Yeah Loggie, I find it good stuff. I even use it when I plant some seeds in the open ground.
This is a very new thing for me, this vermiculite. I have a real hard time keeping soil tops from drying out when I start my seed indoors. The air is so dry. And plastic just creates mold. It sounds like this could help out considerably. I will have to start a search.
Good luck with that, Mel. I had a quick look and saw that there are several places where you can order it in your neck of the woods.
The only thing that I will say is that there ar several different grades of the stuff. I tend to use the finer ones. Over time you will find which size works best for you.
Thank you Sjoerd.
That's good, i haven't used it in the ground.
Good luck Melody, i didn't know that you could get different grades.
Looking nice, Sjoerd!
My overwintering peas were eaten. There are little holes where each pea was planted. They were covered with fencing. I'm guessing, mice.
So trying some indoors now.
Cheers Daniel. However it is a bit bittersweet to then see that yours have been decimated. I can really feel for you and understand how that must feel as the same thing has happened to me. It is why I never germinate in the ground any more. Failure because of voles or mice just winds me up…I am gardening for fun, y’know. It just winds me right up!
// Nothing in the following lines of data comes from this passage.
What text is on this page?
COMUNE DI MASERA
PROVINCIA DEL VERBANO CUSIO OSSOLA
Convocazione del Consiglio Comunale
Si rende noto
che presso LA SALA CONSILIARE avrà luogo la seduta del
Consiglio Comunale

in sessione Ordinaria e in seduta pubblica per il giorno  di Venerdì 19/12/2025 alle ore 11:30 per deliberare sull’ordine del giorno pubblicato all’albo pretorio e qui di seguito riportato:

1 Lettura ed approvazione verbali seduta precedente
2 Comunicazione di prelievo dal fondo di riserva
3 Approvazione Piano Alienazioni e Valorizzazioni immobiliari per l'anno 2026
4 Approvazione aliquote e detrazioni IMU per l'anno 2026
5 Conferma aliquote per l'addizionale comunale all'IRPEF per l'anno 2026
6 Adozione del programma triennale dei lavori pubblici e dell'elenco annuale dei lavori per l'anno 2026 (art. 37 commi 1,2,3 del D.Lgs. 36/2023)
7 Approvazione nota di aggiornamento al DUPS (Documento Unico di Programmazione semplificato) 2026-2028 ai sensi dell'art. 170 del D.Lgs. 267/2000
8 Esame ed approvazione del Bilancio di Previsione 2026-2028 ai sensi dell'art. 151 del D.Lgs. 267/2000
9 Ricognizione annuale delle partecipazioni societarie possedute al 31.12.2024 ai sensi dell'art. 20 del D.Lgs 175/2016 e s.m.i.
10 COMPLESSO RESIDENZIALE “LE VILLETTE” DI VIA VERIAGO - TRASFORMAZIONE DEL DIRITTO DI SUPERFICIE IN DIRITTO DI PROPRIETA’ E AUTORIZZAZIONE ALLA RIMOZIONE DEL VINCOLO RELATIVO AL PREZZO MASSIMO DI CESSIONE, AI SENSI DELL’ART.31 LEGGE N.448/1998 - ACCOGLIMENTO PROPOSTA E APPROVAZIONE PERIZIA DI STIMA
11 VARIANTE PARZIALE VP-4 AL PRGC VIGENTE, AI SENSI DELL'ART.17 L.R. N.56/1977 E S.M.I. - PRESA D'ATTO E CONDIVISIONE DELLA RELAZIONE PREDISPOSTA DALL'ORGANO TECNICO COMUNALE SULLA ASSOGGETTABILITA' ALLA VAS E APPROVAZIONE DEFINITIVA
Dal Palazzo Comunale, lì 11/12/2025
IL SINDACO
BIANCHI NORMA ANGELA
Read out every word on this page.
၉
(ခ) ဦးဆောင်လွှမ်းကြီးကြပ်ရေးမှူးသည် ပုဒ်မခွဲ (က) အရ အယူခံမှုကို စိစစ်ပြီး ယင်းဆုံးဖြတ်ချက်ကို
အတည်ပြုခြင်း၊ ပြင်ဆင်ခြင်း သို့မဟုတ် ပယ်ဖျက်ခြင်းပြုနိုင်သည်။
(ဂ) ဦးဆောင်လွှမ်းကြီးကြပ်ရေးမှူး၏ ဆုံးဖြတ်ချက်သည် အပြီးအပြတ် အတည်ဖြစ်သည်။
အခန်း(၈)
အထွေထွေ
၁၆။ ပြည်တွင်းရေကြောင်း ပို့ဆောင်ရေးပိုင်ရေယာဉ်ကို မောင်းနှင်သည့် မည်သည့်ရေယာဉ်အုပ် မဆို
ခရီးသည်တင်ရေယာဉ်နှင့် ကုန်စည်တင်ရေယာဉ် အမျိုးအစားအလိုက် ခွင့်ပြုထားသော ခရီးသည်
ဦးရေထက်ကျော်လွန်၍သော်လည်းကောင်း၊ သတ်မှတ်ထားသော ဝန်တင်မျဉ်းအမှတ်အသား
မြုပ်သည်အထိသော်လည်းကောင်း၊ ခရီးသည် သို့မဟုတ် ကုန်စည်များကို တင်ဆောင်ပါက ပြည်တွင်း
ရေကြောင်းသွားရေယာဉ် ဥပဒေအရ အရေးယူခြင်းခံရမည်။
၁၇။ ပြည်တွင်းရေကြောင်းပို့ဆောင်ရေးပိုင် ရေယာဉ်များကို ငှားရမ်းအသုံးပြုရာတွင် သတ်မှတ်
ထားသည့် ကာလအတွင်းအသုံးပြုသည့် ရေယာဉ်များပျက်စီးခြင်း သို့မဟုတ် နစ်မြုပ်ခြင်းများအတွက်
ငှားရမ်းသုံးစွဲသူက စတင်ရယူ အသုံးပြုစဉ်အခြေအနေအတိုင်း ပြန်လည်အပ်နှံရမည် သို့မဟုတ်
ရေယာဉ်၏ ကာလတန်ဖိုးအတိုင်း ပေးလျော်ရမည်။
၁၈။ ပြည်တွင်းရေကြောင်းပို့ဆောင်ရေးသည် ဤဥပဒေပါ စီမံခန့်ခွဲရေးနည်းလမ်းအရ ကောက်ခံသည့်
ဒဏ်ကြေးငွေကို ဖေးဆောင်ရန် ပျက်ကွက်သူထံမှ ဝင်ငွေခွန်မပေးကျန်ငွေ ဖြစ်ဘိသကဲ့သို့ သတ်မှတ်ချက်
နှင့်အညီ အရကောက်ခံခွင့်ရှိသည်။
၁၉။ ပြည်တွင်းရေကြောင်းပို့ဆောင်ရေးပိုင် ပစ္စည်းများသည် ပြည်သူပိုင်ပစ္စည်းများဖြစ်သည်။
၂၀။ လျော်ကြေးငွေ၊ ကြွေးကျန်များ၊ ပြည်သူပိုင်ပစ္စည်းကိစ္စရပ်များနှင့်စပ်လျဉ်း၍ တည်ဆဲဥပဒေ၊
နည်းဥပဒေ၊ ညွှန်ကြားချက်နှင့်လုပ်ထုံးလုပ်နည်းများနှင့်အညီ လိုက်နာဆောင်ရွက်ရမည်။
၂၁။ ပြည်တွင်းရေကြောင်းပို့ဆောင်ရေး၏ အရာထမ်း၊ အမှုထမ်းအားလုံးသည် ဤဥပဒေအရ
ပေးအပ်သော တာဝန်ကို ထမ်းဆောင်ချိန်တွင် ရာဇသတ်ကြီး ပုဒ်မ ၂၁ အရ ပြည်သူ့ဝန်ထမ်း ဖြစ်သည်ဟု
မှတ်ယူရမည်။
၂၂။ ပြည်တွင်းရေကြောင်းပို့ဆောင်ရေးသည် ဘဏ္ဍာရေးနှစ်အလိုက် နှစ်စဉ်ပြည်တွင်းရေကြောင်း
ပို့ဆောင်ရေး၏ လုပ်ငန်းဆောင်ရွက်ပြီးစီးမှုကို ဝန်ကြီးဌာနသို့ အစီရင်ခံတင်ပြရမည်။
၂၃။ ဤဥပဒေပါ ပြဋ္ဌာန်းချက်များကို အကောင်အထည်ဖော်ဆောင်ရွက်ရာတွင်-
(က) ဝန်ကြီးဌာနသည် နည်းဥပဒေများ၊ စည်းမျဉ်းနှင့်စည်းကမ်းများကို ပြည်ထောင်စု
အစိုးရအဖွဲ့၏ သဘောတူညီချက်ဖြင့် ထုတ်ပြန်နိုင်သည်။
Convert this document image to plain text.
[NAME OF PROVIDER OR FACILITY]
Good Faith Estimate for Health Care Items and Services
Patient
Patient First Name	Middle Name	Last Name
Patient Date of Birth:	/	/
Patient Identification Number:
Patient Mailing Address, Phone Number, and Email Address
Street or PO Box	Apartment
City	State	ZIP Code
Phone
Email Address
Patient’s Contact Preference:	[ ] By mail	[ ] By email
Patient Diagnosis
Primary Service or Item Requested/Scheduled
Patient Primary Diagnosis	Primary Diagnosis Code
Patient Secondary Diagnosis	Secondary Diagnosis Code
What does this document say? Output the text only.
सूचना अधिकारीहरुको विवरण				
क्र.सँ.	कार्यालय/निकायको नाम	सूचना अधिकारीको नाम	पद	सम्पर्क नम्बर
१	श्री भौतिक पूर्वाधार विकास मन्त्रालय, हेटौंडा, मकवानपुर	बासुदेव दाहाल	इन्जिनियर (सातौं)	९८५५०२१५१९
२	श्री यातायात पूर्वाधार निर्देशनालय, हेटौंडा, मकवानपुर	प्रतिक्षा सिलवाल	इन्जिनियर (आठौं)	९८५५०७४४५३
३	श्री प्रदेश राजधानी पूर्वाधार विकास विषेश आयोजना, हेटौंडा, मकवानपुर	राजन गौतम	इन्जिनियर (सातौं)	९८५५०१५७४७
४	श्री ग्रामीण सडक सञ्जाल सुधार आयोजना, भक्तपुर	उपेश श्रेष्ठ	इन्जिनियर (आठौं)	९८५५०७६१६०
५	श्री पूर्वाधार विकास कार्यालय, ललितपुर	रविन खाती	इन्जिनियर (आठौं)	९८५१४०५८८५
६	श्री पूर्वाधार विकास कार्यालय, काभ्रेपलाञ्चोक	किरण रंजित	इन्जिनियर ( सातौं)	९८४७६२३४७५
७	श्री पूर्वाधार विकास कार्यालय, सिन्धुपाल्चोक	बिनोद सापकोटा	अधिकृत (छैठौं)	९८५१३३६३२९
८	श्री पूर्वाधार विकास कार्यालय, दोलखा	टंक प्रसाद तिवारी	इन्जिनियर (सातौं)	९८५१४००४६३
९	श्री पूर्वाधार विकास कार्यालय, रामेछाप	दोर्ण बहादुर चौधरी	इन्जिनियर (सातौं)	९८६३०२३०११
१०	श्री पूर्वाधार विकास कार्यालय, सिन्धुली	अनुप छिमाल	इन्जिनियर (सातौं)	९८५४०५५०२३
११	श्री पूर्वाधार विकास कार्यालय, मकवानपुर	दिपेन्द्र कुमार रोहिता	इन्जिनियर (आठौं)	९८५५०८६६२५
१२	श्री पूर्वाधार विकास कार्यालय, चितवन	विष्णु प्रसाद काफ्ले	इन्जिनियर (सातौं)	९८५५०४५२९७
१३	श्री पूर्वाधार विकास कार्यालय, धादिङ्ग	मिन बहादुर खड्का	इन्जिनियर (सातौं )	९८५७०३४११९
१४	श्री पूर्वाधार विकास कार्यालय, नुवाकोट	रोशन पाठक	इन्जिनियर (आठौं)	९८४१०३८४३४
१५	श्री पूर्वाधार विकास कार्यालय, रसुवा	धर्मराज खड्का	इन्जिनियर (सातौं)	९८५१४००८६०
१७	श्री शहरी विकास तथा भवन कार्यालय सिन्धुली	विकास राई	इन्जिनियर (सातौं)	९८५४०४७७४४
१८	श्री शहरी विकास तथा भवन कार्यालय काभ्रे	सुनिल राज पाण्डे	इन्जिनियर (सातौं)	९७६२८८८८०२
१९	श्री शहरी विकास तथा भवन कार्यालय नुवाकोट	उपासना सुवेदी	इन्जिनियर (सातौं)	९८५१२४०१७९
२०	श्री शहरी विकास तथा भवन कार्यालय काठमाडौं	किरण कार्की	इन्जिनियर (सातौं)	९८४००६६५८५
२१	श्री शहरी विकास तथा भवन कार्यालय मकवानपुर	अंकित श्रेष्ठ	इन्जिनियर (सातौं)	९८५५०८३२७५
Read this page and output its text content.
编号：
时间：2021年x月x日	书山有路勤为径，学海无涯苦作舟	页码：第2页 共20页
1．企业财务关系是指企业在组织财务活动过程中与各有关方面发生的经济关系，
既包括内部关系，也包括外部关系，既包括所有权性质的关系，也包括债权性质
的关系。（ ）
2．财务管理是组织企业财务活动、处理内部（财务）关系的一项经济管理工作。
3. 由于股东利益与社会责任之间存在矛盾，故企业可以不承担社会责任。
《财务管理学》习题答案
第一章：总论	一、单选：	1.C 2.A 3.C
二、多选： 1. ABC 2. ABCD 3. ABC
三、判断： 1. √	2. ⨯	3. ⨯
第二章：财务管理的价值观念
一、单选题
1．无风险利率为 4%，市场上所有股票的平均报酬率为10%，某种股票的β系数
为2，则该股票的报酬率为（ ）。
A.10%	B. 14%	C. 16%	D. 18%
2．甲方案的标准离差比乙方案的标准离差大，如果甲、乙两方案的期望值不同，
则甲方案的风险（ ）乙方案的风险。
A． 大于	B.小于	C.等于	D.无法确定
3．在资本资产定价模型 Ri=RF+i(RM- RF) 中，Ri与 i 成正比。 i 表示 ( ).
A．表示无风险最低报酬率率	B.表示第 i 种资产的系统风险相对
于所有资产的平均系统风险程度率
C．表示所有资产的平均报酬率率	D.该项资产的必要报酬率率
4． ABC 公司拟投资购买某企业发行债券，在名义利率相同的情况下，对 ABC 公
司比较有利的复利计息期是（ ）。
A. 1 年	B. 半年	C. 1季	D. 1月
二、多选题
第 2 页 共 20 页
Anyhow, it is a good idea to begin indoors. In fact I do not put them out until they are well developed and the little pea halves that were once the seeds have shrivelled. If I can, I remove all the pea halves just to be sure, because the mice will go after them, destroying the plant in the process. I use this technique with all bean sorts as well. Annnnnnd do you know what else I do? I time my beans and peas to go in after the other gardeners in my area have already planted theirs. They never do theirs inside at home, so the mice go for their little seeds and leave me alone by the time that I am ready, the garden pests are interested in other things and have moved along. Mean, I know but I am really trying to avoid frustration here. Darn beasts !!
Daniel that's a shame about your peas, someone told me that they're going to soak their peas in paraffin before planting, don't know if that will work.
So sorry to refer yet again to 'past times', but when growing veg with my dad, many moons ago. Our beans and peas would soak overnight in the shed. Then be planted direct into the open ground. We had very few failures, from whatever. Sowing was simple. A string line and a dibber. The seed was dropped into the hole and the soil covered over. This was followed with a good soaking from the watering can. Incidentally. There was no piped water supply. We had a 50 gallon used oil drum sunk into the ground. This was filled by me collecting spring water some 200 yds away. Also we had a galvanised ex. domestic water tank, to catch the rain from the shed roof.